Voor veel kinderen is het jouw empathie en bevestiging die hen helpt om te kalmeren. Het labelen van de gevoelens van je peuter helpt haar ook om zich bewust te worden van haar emoties en, uiteindelijk, om ze te beheersen. Houd je taal eenvoudig en direct: “Ik weet dat je je pyjama niet aan wilt doen. Het is moeilijk om van speeltijd naar bedtijd te gaan.”
3. Stel duidelijke grenzen
Stel de grens. “Het is nu tijd om naar bed te gaan. Je moet slapen, zodat je lichaam kan uitrusten en groot en sterk kan worden.” Gebruik taal die je kind begrijpt. Houd het kort en duidelijk, maar niet bedreigend.
Gebruik humor en verbeelding. Beide strategieën halen de intensiteit uit de situatie en voorkomen een machtsstrijd. Zie hoe de PJ broek van uw kind eruit ziet op uw hoofd als een hoed of op zijn favoriete knuffeldier. Praat over de situatie vanuit een ander gezichtspunt: “Je teddy is zoooo moe. Hij wil gaan slapen en wil dat je met hem knuffelt.”
Dwing de grens af. Als geen van deze strategieën werkt (en soms doen ze dat niet), stel dan rustig en streng de grens. “Je kunt in het autostoeltje gaan zitten of ik kan je erin zetten. Je mag kiezen.” Als je kind zich verzet, pak haar dan (zonder boos te worden) op en zet haar vast. Op een kalmerende toon kun je iets zeggen als: “Ik weet dat je het haat om in het autostoeltje te zitten. Dat begrijp ik. Maar het autostoeltje houdt je veilig tijdens de rit naar oma.”

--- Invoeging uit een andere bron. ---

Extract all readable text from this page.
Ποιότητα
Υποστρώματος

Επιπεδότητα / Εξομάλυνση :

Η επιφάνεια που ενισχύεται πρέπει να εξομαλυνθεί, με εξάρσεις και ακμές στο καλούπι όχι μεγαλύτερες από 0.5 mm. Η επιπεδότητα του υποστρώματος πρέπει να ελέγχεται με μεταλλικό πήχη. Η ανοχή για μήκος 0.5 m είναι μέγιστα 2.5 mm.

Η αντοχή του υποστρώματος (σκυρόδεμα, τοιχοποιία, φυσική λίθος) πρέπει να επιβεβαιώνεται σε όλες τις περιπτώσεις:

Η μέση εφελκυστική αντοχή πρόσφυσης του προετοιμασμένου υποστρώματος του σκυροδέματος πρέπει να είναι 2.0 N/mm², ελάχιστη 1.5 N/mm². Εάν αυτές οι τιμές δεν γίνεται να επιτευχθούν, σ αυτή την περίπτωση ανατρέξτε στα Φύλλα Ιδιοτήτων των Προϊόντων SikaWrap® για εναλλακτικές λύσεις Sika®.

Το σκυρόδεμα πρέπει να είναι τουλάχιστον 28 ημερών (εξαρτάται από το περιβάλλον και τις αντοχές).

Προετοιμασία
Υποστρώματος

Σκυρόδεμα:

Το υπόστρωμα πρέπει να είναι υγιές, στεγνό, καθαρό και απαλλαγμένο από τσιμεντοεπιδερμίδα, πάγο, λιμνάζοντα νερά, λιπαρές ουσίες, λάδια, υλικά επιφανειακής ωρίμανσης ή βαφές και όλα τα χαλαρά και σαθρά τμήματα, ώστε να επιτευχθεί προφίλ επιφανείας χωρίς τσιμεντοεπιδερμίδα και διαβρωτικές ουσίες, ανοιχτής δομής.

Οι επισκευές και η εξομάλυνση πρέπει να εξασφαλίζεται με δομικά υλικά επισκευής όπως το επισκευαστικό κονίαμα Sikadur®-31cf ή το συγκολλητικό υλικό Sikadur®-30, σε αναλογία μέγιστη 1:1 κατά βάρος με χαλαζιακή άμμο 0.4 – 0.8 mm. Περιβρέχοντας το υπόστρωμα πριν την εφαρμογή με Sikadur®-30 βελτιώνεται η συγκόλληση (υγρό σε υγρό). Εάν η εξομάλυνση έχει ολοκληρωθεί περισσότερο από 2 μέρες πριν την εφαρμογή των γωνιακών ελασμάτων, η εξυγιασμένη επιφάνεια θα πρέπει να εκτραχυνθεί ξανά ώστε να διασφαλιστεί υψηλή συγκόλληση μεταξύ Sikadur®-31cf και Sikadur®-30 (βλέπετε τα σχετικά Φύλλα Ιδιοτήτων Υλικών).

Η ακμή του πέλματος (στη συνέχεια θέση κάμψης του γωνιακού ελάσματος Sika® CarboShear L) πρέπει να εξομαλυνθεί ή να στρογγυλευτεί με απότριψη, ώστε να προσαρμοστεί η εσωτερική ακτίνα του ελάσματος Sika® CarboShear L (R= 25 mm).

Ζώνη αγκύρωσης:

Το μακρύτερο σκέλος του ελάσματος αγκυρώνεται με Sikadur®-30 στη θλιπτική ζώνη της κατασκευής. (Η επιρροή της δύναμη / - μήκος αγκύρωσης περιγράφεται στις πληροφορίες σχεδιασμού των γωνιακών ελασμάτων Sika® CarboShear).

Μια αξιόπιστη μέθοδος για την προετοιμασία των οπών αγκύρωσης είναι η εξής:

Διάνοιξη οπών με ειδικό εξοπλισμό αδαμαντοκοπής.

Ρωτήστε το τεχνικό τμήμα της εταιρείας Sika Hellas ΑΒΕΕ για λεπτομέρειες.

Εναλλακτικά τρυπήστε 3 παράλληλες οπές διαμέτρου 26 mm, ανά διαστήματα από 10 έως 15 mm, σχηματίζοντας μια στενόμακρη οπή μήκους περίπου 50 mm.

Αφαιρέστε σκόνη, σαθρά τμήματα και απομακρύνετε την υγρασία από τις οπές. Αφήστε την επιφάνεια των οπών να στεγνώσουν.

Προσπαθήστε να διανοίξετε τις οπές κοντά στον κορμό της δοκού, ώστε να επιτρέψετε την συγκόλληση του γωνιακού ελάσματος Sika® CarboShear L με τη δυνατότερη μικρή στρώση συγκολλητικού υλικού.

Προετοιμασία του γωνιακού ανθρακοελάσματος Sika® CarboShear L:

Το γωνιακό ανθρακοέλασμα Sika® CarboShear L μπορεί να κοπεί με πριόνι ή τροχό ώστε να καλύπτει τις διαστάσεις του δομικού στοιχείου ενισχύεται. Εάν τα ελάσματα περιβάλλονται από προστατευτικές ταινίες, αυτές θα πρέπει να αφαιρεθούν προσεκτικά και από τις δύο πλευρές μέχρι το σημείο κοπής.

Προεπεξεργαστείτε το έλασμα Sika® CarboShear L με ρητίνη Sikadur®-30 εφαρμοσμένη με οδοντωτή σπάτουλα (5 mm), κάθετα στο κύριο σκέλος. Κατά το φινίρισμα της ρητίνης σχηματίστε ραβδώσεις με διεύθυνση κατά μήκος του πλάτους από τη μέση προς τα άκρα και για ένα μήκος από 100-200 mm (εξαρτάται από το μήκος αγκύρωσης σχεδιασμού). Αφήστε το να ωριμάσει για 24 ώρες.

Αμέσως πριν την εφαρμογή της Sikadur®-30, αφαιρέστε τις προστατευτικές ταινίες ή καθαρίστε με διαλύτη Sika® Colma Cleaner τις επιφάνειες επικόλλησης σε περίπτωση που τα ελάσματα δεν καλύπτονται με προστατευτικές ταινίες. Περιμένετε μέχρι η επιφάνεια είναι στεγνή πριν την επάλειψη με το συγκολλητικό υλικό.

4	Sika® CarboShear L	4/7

Voorkom dat je toegeeft. Als je toegeeft aan driftbuien, leert je kind dat als hij maar hard genoeg duwt, hij krijgt wat hij wil. Dit maakt het ook moeilijker voor u de volgende keer dat u een grens probeert af te dwingen.
4. Pick Your Battles
Bedenk van tevoren welke grens u gaat stellen, zodat u niet halverwege van gedachten hoeft te veranderen. Een moeder stond er bijvoorbeeld op dat haar 2-jarige een shirt met lange mouwen droeg op een winterdag. Haar dochter wilde per se haar favoriete t-shirt aan. Na ongeveer 5 minuten driftbui, realiseerde de moeder zich dat dit een onnodige strijd was. Haar dochter zou buiten een jas aan hebben en de kinderopvang was verwarmd. Maar ze was bang dat als ze haar dochter nu het t-shirt zou laten dragen, haar dochter zou leren dat een driftbui een goede strategie is om te krijgen wat ze wil. De gemakkelijkste manier om een onnodige strijd te voorkomen is een paar seconden de tijd te nemen om jezelf af te vragen: “Is dit een grens die ik echt moet stellen?” (Opmerking: Dit is ook een uitstekende oefening voor de tienerjaren!)
5. Zoek steun
Heeft u nog steeds twijfels of bent u gefrustreerd? Als het gedrag van uw kind het hem moeilijk maakt om vrienden te maken en ervan te genieten, te ontdekken en te leren, of een goede relatie met u te hebben, neem dan contact op met de zorgverlener van uw kind of met een deskundige op het gebied van kinderontwikkeling voor extra begeleiding. Een beoordeling door een professional uit de vroege kindertijd kan ook nieuwe inzichten verschaffen in het gedrag van je kind en hoe je hem kunt helpen beter met zijn emoties om te gaan.